Seit 2016 bietet congstar eine für den Anbieter völlig neue Tarif-Kategorie. Mit „congstar Homespot“ möchte man nun auch Kunden erreichen, welche zu Hause schnell surfen möchten, aber ganz ohne Festnetz. Realisiert wird der Internetzugang via LTE/UMTS. Nutzen lässt sich der Tarif aber auch als günstiger Internetanschluss für Zweitwohnsitze, Ferienwohnungen und vielem mehr. Geworben wird nicht ohne Grund mit dem Slogan „Auspacken, einschalten, sofort lossurfen via Mobilfunk“! Das Angebot ähnelt in gewisser Weise Vodafones Gigacube Angebot. Dennoch gibt es einige Unterschiede zwischen den beiden Offerten.

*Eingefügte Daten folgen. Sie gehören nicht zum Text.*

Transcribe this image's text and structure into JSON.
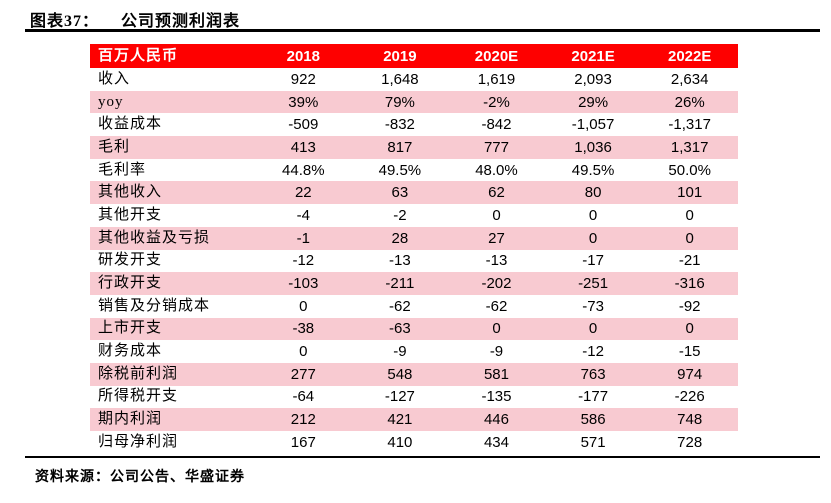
{
  "figure": {
    "label": "图表37：",
    "title": "公司预测利润表"
  },
  "table": {
    "header": [
      "百万人民币",
      "2018",
      "2019",
      "2020E",
      "2021E",
      "2022E"
    ],
    "rows": [
      {
        "label": "收入",
        "values": [
          "922",
          "1,648",
          "1,619",
          "2,093",
          "2,634"
        ]
      },
      {
        "label": "yoy",
        "values": [
          "39%",
          "79%",
          "-2%",
          "29%",
          "26%"
        ]
      },
      {
        "label": "收益成本",
        "values": [
          "-509",
          "-832",
          "-842",
          "-1,057",
          "-1,317"
        ]
      },
      {
        "label": "毛利",
        "values": [
          "413",
          "817",
          "777",
          "1,036",
          "1,317"
        ]
      },
      {
        "label": "毛利率",
        "values": [
          "44.8%",
          "49.5%",
          "48.0%",
          "49.5%",
          "50.0%"
        ]
      },
      {
        "label": "其他收入",
        "values": [
          "22",
          "63",
          "62",
          "80",
          "101"
        ]
      },
      {
        "label": "其他开支",
        "values": [
          "-4",
          "-2",
          "0",
          "0",
          "0"
        ]
      },
      {
        "label": "其他收益及亏损",
        "values": [
          "-1",
          "28",
          "27",
          "0",
          "0"
        ]
      },
      {
        "label": "研发开支",
        "values": [
          "-12",
          "-13",
          "-13",
          "-17",
          "-21"
        ]
      },
      {
        "label": "行政开支",
        "values": [
          "-103",
          "-211",
          "-202",
          "-251",
          "-316"
        ]
      },
      {
        "label": "销售及分销成本",
        "values": [
          "0",
          "-62",
          "-62",
          "-73",
          "-92"
        ]
      },
      {
        "label": "上市开支",
        "values": [
          "-38",
          "-63",
          "0",
          "0",
          "0"
        ]
      },
      {
        "label": "财务成本",
        "values": [
          "0",
          "-9",
          "-9",
          "-12",
          "-15"
        ]
      },
      {
        "label": "除税前利润",
        "values": [
          "277",
          "548",
          "581",
          "763",
          "974"
        ]
      },
      {
        "label": "所得税开支",
        "values": [
          "-64",
          "-127",
          "-135",
          "-177",
          "-226"
        ]
      },
      {
        "label": "期内利润",
        "values": [
          "212",
          "421",
          "446",
          "586",
          "748"
        ]
      },
      {
        "label": "归母净利润",
        "values": [
          "167",
          "410",
          "434",
          "571",
          "728"
        ]
      }
    ]
  },
  "source": "资料来源：公司公告、华盛证券",
  "colors": {
    "header_bg": "#fe0000",
    "header_text": "#ffffff",
    "stripe_bg": "#f8cad1",
    "rule": "#000000",
    "text": "#000000",
    "page_bg": "#ffffff"
  }
}
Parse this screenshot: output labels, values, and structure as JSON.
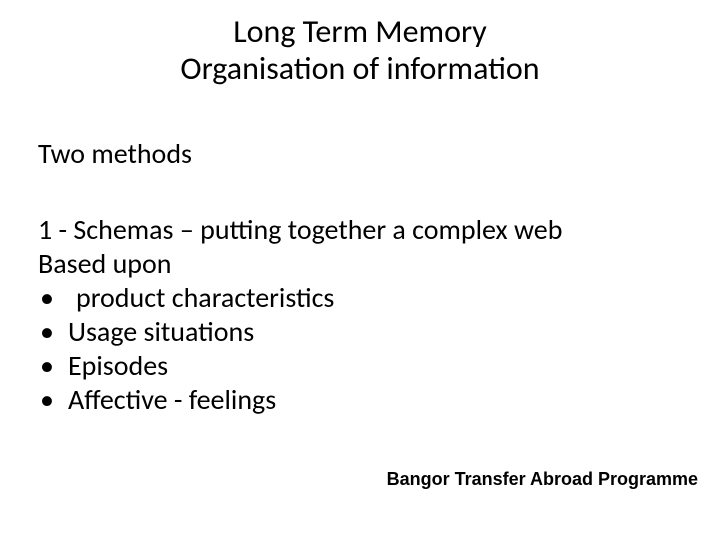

Erstmals LTE bei congstar, aber …

Die Homespot-Tarife nutzen, sofern vor Ort verfügbar, auch das schnelle LTE-Netz der Telekom. Mit der Einführung im Jahr 2017, brach der Anbieter erstmals mit dem firmeneigenen „Tabu“ in Punkto 4G/LTE. Alle sonstigen, bislang erhältlichen Mobilfunktarife von congstar, sind bekanntlich explizit nur 3G-fähig. Das betont man bei congstar geradezu als Mantra. Einzig zu den Allnetflats kann LTE als kostenpflichtige Option zugebucht werden.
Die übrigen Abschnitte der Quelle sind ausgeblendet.